Company courses on offer

Start2Hack
- Hack along in this starter course designed to help your employees develop a security mindset. In this course we start with some theory and talk about
  - What goes into ethical hacking
  - CSRF: Hack along with this issue type to get a feel for what it is
  - XSS: Find out why it's more than what most people think
  - API hacking with postman: APIs are rising fast so let's hack some and see what all the fuss is about.
- Requirements
  - A laptop with postman installed (only needed for last part so can be left out, we will be adding more issue types in that case - XXE and LFI)
- Duration: 4h

Vulnerability type reminder
- In this brown bag session, we will bring up a quick refresher on several issue types for experienced developers/testers who might know defensive coding but could use a refresher on the attacking side of things.
  - CSRF
  - BAC
  - IDORs
  - Business Logic flaws
  - LFI/RFI
  - Captcha bypass
  - XXE
  - XSS
  - =========
  - Might add if time allows it: CSP bypassess, SSRF and OS command injection
- Requirements:
  - None
- Duration:
  - 1 hour with the option of going to 1 hour and 30 minutes with the addition of the OWASP api top 10

Vulnerabilities for developers, architects and analysts
- In this session we will be demonstrating why it is so hard to filter effectively in a life-like scenario.
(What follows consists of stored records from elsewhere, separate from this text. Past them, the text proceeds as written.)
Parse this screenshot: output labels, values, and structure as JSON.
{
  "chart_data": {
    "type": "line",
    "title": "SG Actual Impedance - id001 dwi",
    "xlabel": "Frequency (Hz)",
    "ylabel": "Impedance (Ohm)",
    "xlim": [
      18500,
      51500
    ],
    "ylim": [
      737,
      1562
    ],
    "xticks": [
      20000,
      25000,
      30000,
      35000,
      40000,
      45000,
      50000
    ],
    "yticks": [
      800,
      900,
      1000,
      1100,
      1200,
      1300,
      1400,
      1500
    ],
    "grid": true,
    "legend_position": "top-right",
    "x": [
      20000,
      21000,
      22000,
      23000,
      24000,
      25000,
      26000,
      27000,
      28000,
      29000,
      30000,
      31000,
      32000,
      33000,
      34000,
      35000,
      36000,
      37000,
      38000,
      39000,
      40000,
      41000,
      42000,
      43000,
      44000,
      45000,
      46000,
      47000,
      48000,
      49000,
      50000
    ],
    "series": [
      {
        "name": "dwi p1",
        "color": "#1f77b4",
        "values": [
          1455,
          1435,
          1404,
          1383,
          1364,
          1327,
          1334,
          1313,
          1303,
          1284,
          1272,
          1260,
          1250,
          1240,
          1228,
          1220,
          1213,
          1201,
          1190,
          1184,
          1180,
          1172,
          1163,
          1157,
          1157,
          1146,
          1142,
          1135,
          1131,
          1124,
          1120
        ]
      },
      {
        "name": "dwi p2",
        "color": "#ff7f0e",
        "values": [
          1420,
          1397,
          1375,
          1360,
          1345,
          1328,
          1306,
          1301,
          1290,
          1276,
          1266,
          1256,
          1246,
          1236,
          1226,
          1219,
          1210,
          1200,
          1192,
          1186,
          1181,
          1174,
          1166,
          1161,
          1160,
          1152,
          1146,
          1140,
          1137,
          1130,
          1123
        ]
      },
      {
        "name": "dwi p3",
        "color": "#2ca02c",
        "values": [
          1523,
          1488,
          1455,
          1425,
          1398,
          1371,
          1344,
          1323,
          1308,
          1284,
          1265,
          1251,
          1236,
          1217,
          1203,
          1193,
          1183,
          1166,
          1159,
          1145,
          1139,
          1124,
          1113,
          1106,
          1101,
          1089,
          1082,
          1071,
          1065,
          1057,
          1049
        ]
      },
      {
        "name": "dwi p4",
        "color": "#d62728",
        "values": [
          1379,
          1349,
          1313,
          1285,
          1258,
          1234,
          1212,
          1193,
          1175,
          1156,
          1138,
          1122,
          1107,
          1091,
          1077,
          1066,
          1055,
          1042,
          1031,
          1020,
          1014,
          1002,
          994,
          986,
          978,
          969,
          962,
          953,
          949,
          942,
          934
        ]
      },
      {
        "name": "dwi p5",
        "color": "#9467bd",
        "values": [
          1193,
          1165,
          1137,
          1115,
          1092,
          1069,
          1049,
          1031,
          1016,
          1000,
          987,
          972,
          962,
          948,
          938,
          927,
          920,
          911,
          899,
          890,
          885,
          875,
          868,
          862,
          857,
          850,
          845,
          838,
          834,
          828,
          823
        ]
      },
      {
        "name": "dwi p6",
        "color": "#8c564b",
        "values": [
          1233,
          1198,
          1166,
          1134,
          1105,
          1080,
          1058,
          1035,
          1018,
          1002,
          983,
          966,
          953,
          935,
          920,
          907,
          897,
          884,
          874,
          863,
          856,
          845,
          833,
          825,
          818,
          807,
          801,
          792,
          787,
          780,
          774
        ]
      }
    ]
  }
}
We will build, hack and try to secure our own code on the following issue types:
  - Open redirects
  - Reflected XSS
  - Captcha bypasses
  - LFI
- Requirements
  - A laptop with an IDE (BBEdit,notepad++,intelliJ,...) that supports PHP
- Duration:
  - 4 Hours

Simulated pentest
- The candidates will go through the process of an actual pentest with the instructor, including the signing of all documentation, hacking and debriefing. We want to give the students an application that they can not get tested fully within the timeframe to teach them they should expect to prioritise and sometimes work within very tight timeframes.
- Duration:
  - 4 hours

A full introduction to ethical hacking
- In this 2-day boot camp, we will be creating full on pentesters from your technical testers. We will teach them everything they need to know:
  - Being ethical
  - Creating test plans
  - Network hacking
  - Web application hacking
    - Main application and broad scope
  - API hacking
  - Mobile hacking
  - Different tools
  - Reporting
  - Debriefing
- Additionally we can cut this into a one-day bootcamp while leaving out API hacking and mobile hacking and different tools.
- Duration:
  - 8 or 16 hours

We can adept any training to the needs of your company and are happy to offer fully custom workshops or trainings as well. All trainings can be given in English or dutch. All trainings and workshops can be given on-site or via zoom call/google hangouts.